FIG. 7 is a diagram of a result of CAS operations simultaneously performed by multiple thread groups according to an embodiment of this disclosure;
FIG. 8 is a performance analysis perf flame diagram according to an embodiment of this disclosure;
FIG. 9 is another performance analysis perf flame diagram according to an embodiment of this disclosure;
FIG. 10 is another performance analysis perf flame diagram according to an embodiment of this disclosure;
FIG. 11 is a diagram of a structure of a multi-thread concurrency management apparatus according to an embodiment of this disclosure; and
FIG. 12 is a diagram of a structure of another multi-thread concurrency management apparatus according to an embodiment of this disclosure.
The following describes embodiments of this disclosure with reference to the accompanying drawings in embodiments of this disclosure.
In the specification, claims, and accompanying drawings of this disclosure, the terms “first”, “second”, “third”, “fourth” and so on are intended to distinguish between different objects but do not indicate a particular order. In addition, the terms “including” and “having” and any other variants thereof are intended to cover a non-exclusive inclusion.

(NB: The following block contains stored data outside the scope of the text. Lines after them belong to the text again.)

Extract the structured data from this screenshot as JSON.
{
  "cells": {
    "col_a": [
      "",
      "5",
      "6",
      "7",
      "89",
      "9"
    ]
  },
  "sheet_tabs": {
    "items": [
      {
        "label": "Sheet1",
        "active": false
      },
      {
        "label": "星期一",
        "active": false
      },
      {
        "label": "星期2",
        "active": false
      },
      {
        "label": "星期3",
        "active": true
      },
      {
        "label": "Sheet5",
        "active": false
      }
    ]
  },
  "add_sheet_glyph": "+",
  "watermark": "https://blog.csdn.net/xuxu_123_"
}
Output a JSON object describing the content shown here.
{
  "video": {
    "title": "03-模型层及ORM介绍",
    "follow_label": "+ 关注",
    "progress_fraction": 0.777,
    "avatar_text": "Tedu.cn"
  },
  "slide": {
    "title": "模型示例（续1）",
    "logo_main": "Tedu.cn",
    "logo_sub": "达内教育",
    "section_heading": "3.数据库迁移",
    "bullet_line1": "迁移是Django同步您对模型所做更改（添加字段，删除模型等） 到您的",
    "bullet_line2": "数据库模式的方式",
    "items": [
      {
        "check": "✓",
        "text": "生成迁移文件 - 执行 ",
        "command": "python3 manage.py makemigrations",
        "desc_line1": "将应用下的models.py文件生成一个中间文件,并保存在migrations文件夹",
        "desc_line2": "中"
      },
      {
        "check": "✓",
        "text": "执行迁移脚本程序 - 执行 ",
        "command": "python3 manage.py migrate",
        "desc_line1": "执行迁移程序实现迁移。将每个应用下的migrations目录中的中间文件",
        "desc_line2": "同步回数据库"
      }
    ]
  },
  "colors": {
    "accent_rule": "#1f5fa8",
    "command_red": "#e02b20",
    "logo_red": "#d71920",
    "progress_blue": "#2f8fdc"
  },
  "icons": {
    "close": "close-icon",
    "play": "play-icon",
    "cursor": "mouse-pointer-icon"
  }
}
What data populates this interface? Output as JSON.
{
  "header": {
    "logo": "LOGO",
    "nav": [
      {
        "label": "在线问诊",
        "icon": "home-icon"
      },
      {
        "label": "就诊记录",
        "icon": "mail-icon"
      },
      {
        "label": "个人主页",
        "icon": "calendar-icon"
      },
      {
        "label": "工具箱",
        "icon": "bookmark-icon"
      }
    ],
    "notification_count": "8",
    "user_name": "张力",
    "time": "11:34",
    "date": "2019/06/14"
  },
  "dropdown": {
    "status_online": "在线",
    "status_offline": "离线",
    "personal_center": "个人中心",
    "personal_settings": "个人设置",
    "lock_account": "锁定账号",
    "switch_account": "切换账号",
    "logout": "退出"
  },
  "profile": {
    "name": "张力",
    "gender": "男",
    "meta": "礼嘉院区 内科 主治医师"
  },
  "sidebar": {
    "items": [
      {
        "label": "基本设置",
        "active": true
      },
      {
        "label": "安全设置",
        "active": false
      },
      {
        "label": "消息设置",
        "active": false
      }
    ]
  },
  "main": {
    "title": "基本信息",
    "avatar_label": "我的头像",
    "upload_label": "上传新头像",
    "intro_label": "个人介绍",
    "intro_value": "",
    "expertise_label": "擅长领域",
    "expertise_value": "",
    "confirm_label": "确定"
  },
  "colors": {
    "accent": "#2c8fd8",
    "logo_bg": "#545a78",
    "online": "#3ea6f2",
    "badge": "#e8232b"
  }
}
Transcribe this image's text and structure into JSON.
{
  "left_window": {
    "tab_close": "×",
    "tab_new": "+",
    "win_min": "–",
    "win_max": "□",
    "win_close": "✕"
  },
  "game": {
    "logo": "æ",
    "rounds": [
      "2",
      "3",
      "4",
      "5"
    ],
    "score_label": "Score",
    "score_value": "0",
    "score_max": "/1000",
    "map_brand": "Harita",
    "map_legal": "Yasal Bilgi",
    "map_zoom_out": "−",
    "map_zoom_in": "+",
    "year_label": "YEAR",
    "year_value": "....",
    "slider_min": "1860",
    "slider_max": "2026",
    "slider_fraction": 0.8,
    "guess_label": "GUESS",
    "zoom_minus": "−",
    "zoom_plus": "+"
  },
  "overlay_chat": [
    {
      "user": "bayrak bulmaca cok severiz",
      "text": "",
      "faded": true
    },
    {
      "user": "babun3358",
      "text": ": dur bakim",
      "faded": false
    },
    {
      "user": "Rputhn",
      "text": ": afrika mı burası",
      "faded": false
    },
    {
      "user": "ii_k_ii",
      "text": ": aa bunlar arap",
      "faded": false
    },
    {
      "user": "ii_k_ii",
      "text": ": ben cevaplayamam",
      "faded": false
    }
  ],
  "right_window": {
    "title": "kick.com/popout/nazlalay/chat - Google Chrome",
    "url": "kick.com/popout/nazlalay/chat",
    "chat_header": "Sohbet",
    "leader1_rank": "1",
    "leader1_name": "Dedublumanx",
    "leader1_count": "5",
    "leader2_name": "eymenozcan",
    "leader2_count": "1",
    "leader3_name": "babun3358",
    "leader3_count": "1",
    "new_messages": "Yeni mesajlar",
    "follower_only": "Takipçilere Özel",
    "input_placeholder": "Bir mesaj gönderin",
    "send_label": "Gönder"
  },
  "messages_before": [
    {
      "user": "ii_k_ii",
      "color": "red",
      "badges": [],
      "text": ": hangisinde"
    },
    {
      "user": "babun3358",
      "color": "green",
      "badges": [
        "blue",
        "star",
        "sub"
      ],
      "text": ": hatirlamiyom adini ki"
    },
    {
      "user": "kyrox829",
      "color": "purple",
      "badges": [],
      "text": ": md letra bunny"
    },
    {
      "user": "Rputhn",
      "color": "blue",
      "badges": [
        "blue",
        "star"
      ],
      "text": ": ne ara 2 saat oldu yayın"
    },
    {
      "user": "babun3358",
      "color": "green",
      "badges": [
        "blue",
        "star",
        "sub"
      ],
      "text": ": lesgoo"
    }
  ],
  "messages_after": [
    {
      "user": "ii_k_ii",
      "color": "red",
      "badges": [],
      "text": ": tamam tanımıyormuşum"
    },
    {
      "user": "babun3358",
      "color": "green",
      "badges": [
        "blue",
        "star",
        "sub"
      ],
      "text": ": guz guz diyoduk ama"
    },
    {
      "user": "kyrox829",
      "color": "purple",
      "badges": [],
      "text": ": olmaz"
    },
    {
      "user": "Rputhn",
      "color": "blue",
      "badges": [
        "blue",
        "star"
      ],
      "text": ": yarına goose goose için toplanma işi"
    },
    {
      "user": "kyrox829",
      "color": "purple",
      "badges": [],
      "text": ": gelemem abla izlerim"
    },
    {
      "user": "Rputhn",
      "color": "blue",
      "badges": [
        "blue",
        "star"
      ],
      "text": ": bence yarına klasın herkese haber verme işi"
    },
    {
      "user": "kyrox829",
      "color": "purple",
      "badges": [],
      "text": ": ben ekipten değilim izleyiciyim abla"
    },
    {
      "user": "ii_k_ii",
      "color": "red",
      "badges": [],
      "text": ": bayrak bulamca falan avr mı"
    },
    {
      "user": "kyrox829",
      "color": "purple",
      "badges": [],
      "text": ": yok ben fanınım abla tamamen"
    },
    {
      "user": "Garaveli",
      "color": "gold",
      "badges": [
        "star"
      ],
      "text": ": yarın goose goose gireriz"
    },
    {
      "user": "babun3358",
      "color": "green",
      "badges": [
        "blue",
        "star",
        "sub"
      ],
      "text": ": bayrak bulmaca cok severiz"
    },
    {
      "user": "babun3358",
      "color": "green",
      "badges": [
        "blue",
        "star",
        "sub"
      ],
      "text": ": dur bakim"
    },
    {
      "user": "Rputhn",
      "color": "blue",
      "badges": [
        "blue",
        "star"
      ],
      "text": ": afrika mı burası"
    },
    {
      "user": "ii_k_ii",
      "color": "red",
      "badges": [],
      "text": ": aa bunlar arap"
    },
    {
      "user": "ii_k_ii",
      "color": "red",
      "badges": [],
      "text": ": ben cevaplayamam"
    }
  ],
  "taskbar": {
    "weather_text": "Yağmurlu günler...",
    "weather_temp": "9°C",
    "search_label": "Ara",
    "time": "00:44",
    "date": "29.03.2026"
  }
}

For example, a process, a method, a system, a product, or a device that includes a series of steps or units is not limited to the listed steps or units, but optionally further includes other unlisted steps or units, or optionally further includes another inherent step or unit of the process, the method, the product, or the device.
An “embodiment” mentioned in this specification means that a particular characteristic, structure, or feature described with reference to embodiments may be included in one or more embodiments of this disclosure. The phrase shown in various locations in the specification may not necessarily refer to a same embodiment, and is not an independent or optional embodiment exclusive from another embodiment. It is explicitly and implicitly understood by persons skilled in the art that embodiments described in the specification may be combined with another embodiment.
Terminologies such as “component”, “module”, and “system” used in this specification are used to indicate computer-related entities, hardware, firmware, combinations of hardware and software, software, or software being executed. For example, a component may be, but is not limited to, a process that runs on a processor, a processor, an object, an executable file, an execution thread, a program, and/or a computer. As illustrated by using figures, both a computing device and an application that runs on the computing device may be components. One or more components may reside within a process and/or a thread of execution, and a component may be located on one computer and/or distributed between two or more computers. In addition, these components may be executed from various computer-readable media that store various data structures. For example, the components may communicate by using a local and/or remote process and based on, for example, a signal having one or more data packets (for example, data from two components interacting with another component in a local system, a distributed system, and/or across a network such as the Internet interacting with other systems by using the signal).
Some terms in this disclosure are first described, to help persons skilled in the art have a better understanding.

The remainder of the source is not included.